Qualche considerazione, traccia per traccia.
1- ‘WTFK?’: apertura rombante, con i fendenti della Rickenbacker di Peter che tagliano l’aria con limpida irruenza. Quell’anno era un must questa canzone, una scatto rock che sapeva di rinnovamento ma non li avrebbe portati lontano.
2- ‘Crush With Eyeliner’: solidissima anche questa, uno dei cinque singoli pubblicati nei mesi del tour di Monster, eseguita con una vitalità elettrica di grande impatto.
3- ‘Disturbance At The Heron House’: perfetta, scintillante, con uno straordinario Mills sui cori ed un finale frenetico da parte di Stipe che la presentò come “A song about the revolution”. Non la conoscevo, era destino ci andassi pazzo, come per tutto ‘Document’.
4- ‘You’: interessante per capire le ragioni delle ripetute esclusioni future di questo brano. Intensa, cupa, pulsante ma falcidiata da una serie di atroci stecche di Michael, all’epoca attribuite ad un’ernia che lo tormentò in quella prima fetta di tour. Sia come sia, in seguito è stata sistematicamente trascurata dal vivo. Una sofferenza, peccato.
5- ‘I Took Your Name’: cattivissima, con un grande Bill ed un Michael luciferino.
6- ‘Try Not To Breathe’: il primo recupero da ‘Automatic’ dopo ben sei brani da Monster e pezzi più vecchi è accompagnato dal pubblico in un coro ad una sola voce, quasi da stadio, per una versione insolitamente monumentale.
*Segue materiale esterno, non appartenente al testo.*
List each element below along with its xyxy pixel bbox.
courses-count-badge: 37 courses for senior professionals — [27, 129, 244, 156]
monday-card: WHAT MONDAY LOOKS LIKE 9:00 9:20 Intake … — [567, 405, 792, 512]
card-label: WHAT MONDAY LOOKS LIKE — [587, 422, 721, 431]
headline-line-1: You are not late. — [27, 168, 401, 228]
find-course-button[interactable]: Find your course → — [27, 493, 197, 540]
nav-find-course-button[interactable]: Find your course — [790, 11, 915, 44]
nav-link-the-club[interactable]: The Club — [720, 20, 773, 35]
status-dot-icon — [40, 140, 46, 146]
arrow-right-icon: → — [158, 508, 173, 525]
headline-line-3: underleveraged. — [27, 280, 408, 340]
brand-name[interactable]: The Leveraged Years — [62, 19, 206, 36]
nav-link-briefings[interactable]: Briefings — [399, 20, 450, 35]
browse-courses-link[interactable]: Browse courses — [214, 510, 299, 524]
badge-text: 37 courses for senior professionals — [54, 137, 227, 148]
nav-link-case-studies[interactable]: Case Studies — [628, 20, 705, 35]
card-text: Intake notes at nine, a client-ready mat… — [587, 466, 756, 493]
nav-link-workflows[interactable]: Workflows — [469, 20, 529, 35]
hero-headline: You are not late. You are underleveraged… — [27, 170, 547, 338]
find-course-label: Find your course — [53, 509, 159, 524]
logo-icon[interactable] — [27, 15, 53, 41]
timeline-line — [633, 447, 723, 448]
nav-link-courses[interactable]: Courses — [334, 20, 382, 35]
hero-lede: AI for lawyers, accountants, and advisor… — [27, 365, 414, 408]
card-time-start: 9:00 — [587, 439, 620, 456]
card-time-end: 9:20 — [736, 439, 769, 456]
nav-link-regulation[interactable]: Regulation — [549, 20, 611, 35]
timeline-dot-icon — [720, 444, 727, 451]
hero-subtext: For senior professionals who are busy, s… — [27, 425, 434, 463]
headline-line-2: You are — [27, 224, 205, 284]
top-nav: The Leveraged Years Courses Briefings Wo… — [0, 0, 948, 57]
7- ‘Revolution’: “Questa è una cansone incaszato”. Me le ricordo bene le incerte parole di Michael in italiano. Scritta proprio nei primi giorni di quel tour mondiale, non ebbe la fortuna di una ‘Wake-up Bomb’ e non approdò nella collezione delle fatidiche ‘New adventures In Hi-Fi’, per quanto riflettesse adeguatamente l’energia di quei giorni di viaggio convulsi e trionfali. Di certo accentuò la piega rock della serata al Palastampa.
8- ‘Tongue’: fantastica, accompagnata stoicamente da un lungo battito di mani ritmato. Ottimi il falsetto di Michael, i cori di Mike, l’assolo di Peter. La versione vissuta a Bologna quattro anni dopo sarebbe stata immensa, anche visivamente. Questa comunque l’ha quasi eguagliata, come confermato dal boato d’applausi finale.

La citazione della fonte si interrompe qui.